The board reportedly includes David Plouffe, the manager of Barack Obama’s historic 2008 campaign. Zuckerberg hired Plouffe as a political advisor shortly before President Donald Trump’s inauguration and gave him access to massive funding via the Chan Zuckerberg Initiative. In 2020, Plouffe used Zuckerberg’s money to fund get-out-the-vote campaigns in many Democrat-dominated districts. That accomplishment may have reduced the widespread anti-Facebook mood among progressives during President Donald Trump’s four years.
The founders of FWD.us included investors Reid Hoffman, Sean Parker. and Ron Conway, who led advocacy efforts for Silicon Valley even before 2013. Until Biden was elected, Conway and Hoffman employed Ron Klain, Biden’s chief of staff.
Conway is now working with FWD.us member Sean Parker to spike housing prices by letting state governments and influential employers import foreign workers for jobs needed by Americans. Their proposal is also included in Biden’s January 20 immigration bill.
The President of FWD.us, Todd Schulte, is a career Democrat staffer. He was chief of staff at the Priorities USA Action pro-Obama group before joining FWD.us in 2013.
The deputy leader of FWD.us, Alida Garcia, sat on the steering committee for the progressive amnesty campaign. But she took a short-lived White House job in mid-March. The campaign announced March 19:
FWD.us Vice President of Advocacy and We Are Home Steering Committee member Alida Garcia is taking temporary leave to serve as the White House’s Senior Adviser for Migration Outreach and Engagement.
The group seems to have very close ties to Alejandro Mayorkas, the pro-migration secretary of the Department of Homeland Security. FWD.us supported his nomination, and Mayorkas has since hired many migration activists from groups backed by FWD.us. For example, Mayorkas hired Lucas Guttentag, a pro-migration lawyer at Stanford and Yale whose anti-Trump project was backed by FWD.us.
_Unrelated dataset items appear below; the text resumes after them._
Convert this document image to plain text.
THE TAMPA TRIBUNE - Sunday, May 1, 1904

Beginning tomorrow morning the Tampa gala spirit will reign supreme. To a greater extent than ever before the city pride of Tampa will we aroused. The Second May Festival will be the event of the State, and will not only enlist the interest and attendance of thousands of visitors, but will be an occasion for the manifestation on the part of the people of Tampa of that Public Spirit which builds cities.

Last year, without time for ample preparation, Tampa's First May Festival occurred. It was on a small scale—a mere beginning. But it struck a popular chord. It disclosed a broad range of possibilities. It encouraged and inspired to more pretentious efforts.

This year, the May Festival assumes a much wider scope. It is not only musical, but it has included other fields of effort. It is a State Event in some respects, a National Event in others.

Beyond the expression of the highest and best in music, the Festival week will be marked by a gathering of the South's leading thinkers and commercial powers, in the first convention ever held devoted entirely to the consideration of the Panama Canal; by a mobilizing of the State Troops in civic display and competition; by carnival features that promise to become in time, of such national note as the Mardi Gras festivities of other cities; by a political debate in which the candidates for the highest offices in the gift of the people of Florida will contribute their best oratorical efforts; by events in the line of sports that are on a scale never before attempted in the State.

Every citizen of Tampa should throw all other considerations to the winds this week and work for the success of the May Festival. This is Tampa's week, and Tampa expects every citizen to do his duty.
FWD.us can also call upon a network of contractors, alumni — such as Mike Troncoso — and corporate allies to help shape White House policy.
Biden’s agencies are “loaded with [pro-migration] appointees from the various activist groups that FWD.us and other organizations fund and coordinate,” said Krikorian. “The White House is more cautious because it has to actually answer to the voters, and it has a broader agenda than just immigration.”
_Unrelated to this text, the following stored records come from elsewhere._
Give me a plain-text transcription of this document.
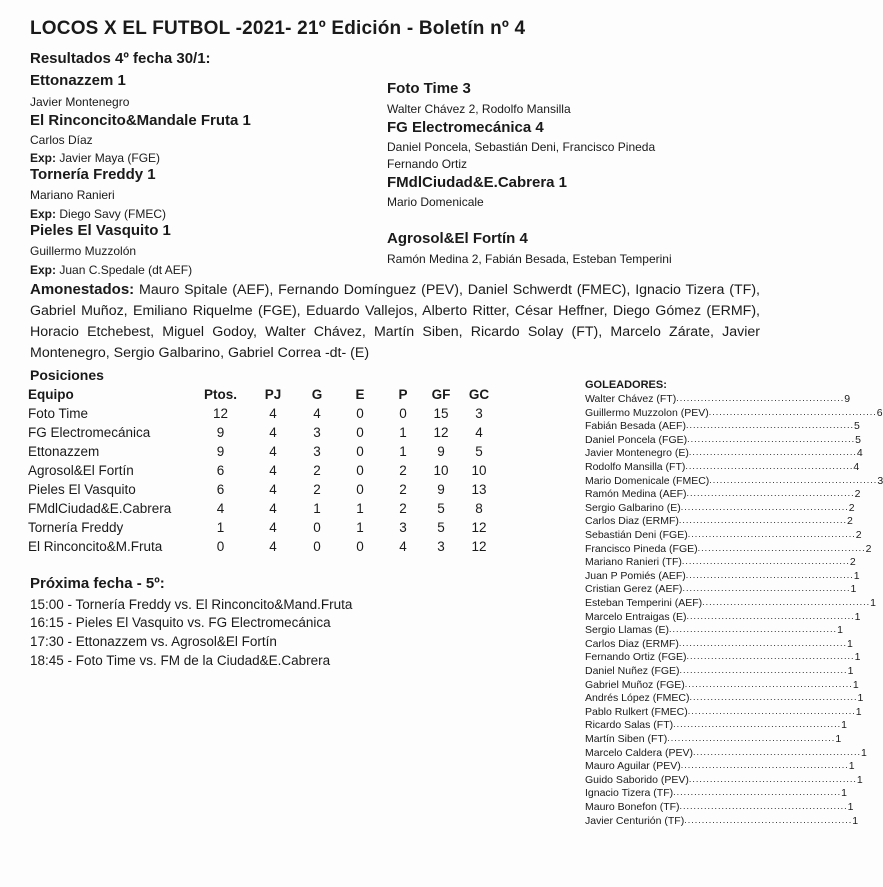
LOCOS X EL FUTBOL -2021- 21º Edición - Boletín nº 4
Resultados 4º fecha 30/1:
Ettonazzem 1
Javier Montenegro
El Rinconcito&Mandale Fruta 1
Carlos Díaz
Exp: Javier Maya (FGE)
Tornería Freddy 1
Mariano Ranieri
Exp: Diego Savy (FMEC)
Pieles El Vasquito 1
Guillermo Muzzolón
Exp: Juan C.Spedale (dt AEF)
Foto Time 3
Walter Chávez 2, Rodolfo Mansilla
FG Electromecánica 4
Daniel Poncela, Sebastián Deni, Francisco Pineda
Fernando Ortiz
FMdlCiudad&E.Cabrera 1
Mario Domenicale
Agrosol&El Fortín 4
Ramón Medina 2, Fabián Besada, Esteban Temperini
Amonestados: Mauro Spitale (AEF), Fernando Domínguez (PEV), Daniel Schwerdt (FMEC), Ignacio Tizera (TF), Gabriel Muñoz, Emiliano Riquelme (FGE), Eduardo Vallejos, Alberto Ritter, César Heffner, Diego Gómez (ERMF), Horacio Etchebest, Miguel Godoy, Walter Chávez, Martín Siben, Ricardo Solay (FT), Marcelo Zárate, Javier Montenegro, Sergio Galbarino, Gabriel Correa -dt- (E)
Posiciones
Equipo	Ptos.	PJ	G	E	P	GF	GC
Foto Time	12	4	4	0	0	15	3
FG Electromecánica	9	4	3	0	1	12	4
Ettonazzem	9	4	3	0	1	9	5
Agrosol&El Fortín	6	4	2	0	2	10	10
Pieles El Vasquito	6	4	2	0	2	9	13
FMdlCiudad&E.Cabrera	4	4	1	1	2	5	8
Tornería Freddy	1	4	0	1	3	5	12
El Rinconcito&M.Fruta	0	4	0	0	4	3	12
Próxima fecha - 5º:
15:00 - Tornería Freddy vs. El Rinconcito&Mand.Fruta
16:15 - Pieles El Vasquito vs. FG Electromecánica
17:30 - Ettonazzem vs. Agrosol&El Fortín
18:45 - Foto Time vs. FM de la Ciudad&E.Cabrera
GOLEADORES:
Walter Chávez (FT) ................................................ 9
Guillermo Muzzolon (PEV) ................................................ 6
Fabián Besada (AEF) ................................................ 5
Daniel Poncela (FGE) ................................................ 5
Javier Montenegro (E) ................................................ 4
Rodolfo Mansilla (FT) ................................................ 4
Mario Domenicale (FMEC) ................................................ 3
Ramón Medina (AEF) ................................................ 2
Sergio Galbarino (E) ................................................ 2
Carlos Diaz (ERMF) ................................................ 2
Sebastián Deni (FGE) ................................................ 2
Francisco Pineda (FGE) ................................................ 2
Mariano Ranieri (TF) ................................................ 2
Juan P Pomiés (AEF) ................................................ 1
Cristian Gerez (AEF) ................................................ 1
Esteban Temperini (AEF) ................................................ 1
Marcelo Entraigas (E) ................................................ 1
Sergio Llamas (E) ................................................ 1
Carlos Diaz (ERMF) ................................................ 1
Fernando Ortiz (FGE) ................................................ 1
Daniel Nuñez (FGE) ................................................ 1
Gabriel Muñoz (FGE) ................................................ 1
Andrés López (FMEC) ................................................ 1
Pablo Rulkert (FMEC) ................................................ 1
Ricardo Salas (FT) ................................................ 1
Martín Siben (FT) ................................................ 1
Marcelo Caldera (PEV) ................................................ 1
Mauro Aguilar (PEV) ................................................ 1
Guido Saborido (PEV) ................................................ 1
Ignacio Tizera (TF) ................................................ 1
Mauro Bonefon (TF) ................................................ 1
Javier Centurión (TF) ................................................ 1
There have been few behind-the-scenes leaks from Biden’s White House, partly because Biden has hired far fewer D.C.-outsiders than did President Donald Trump. Biden’s core group of long-time staffers guard their boss and only leak vague descriptions of internal debates. For example, in April, media outlets struggled to understand Biden’s instant reversal after his staffers announced on April 16 the government would only accept 15,000 refugees in 2021.
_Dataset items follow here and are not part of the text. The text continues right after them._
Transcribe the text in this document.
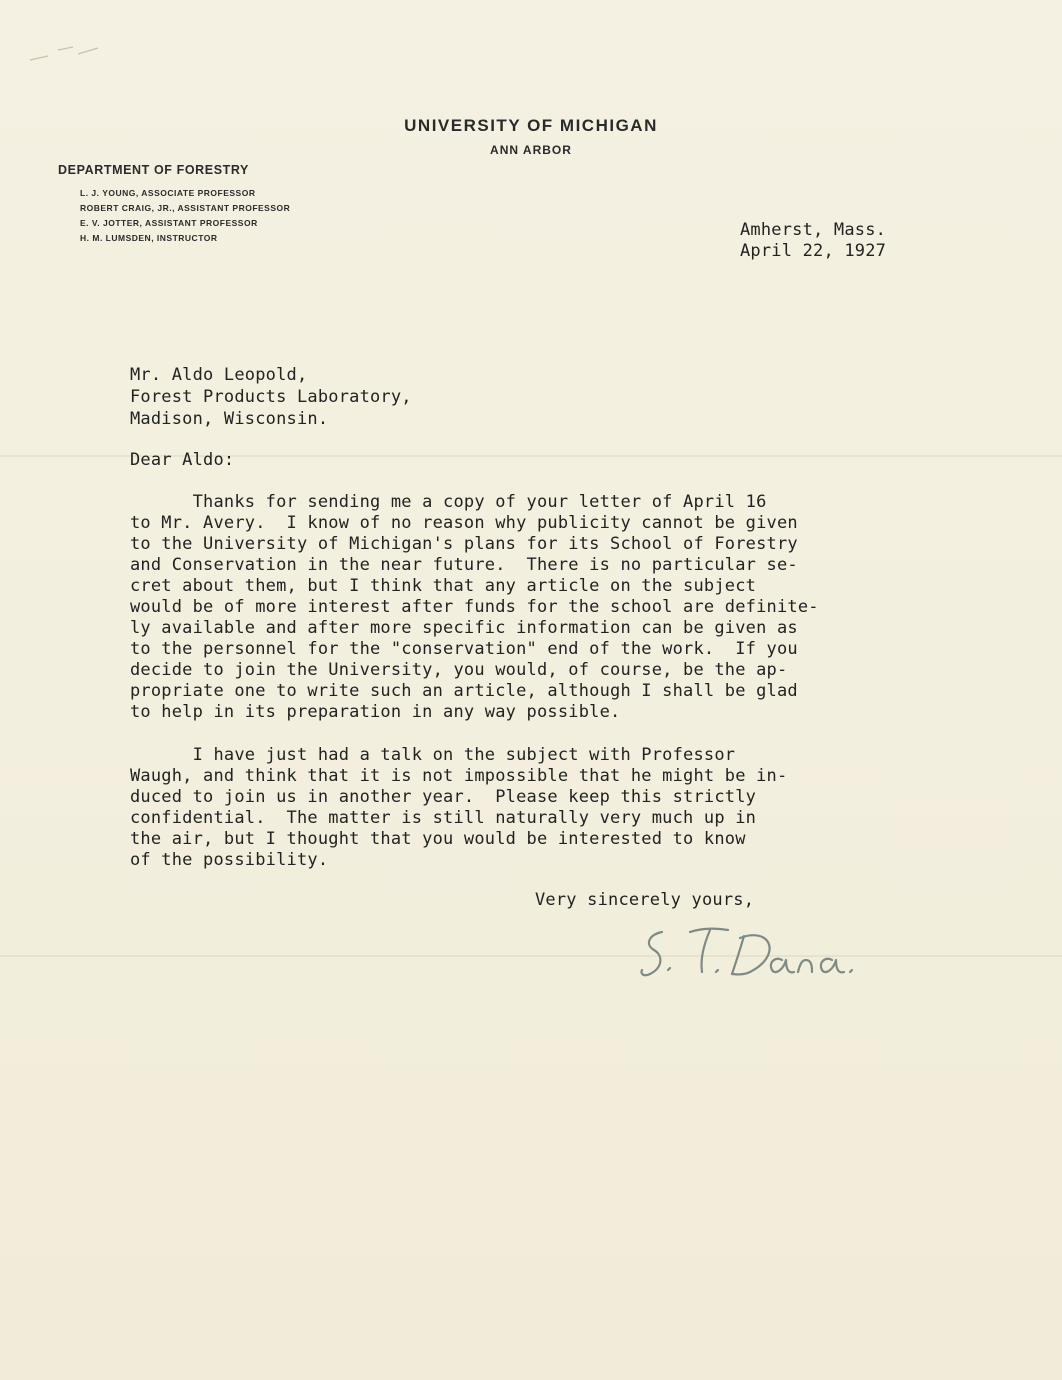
UNIVERSITY OF MICHIGAN
ANN ARBOR
DEPARTMENT OF FORESTRY
L. J. YOUNG, ASSOCIATE PROFESSOR
ROBERT CRAIG, JR., ASSISTANT PROFESSOR
E. V. JOTTER, ASSISTANT PROFESSOR
H. M. LUMSDEN, INSTRUCTOR	Amherst, Mass.
April 22, 1927
Mr. Aldo Leopold,
Forest Products Laboratory,
Madison, Wisconsin.
Dear Aldo:
Thanks for sending me a copy of your letter of April 16
to Mr. Avery.  I know of no reason why publicity cannot be given
to the University of Michigan's plans for its School of Forestry
and Conservation in the near future.  There is no particular se-
cret about them, but I think that any article on the subject
would be of more interest after funds for the school are definite-
ly available and after more specific information can be given as
to the personnel for the "conservation" end of the work.  If you
decide to join the University, you would, of course, be the ap-
propriate one to write such an article, although I shall be glad
to help in its preparation in any way possible.
I have just had a talk on the subject with Professor
Waugh, and think that it is not impossible that he might be in-
duced to join us in another year.  Please keep this strictly
confidential.  The matter is still naturally very much up in
the air, but I thought that you would be interested to know
of the possibility.
Very sincerely yours,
But what is clear is that FWD.us and its allies sharply criticized the 15,000 decision as soon as it was announced, and before Biden reversed the policy:
At some of our best moments, America has been a beacon of hope and a nation that actively seeks to welcome those seeking refuge—and at some of our worst, we turned our back on those very people in their time of greatest need … today’s decision is not only morally wrong, but will make the forced migration situation from Central America worse.
We strongly urge President Biden to reverse this decision and commit to his prior promises to rebuild America’s refugee program.
FWD.us is rarely mentioned in the establishment media, despite its central role in labor policy, migration policies, and the amnesty debate.
When FWD.us does get mentioned, the coverage is very deferential. Few — if any — reporters are willing to identify the funders and purposes of the advocacy group.
The Associated Press, for example, merely described FWD.us as an “immigrant advocacy group.” HuffPost.com described Praeli as “a government manager at the immigrant rights group Fwd.us.” The New York Times‘ White House correspondent, Michael Shear, described it as “a pro-immigrants rights group.” Similarly, CNN interviewed Schulte on March 17, while describing him only as an “immigration and criminal justice advocate [with] a long history on this issue.”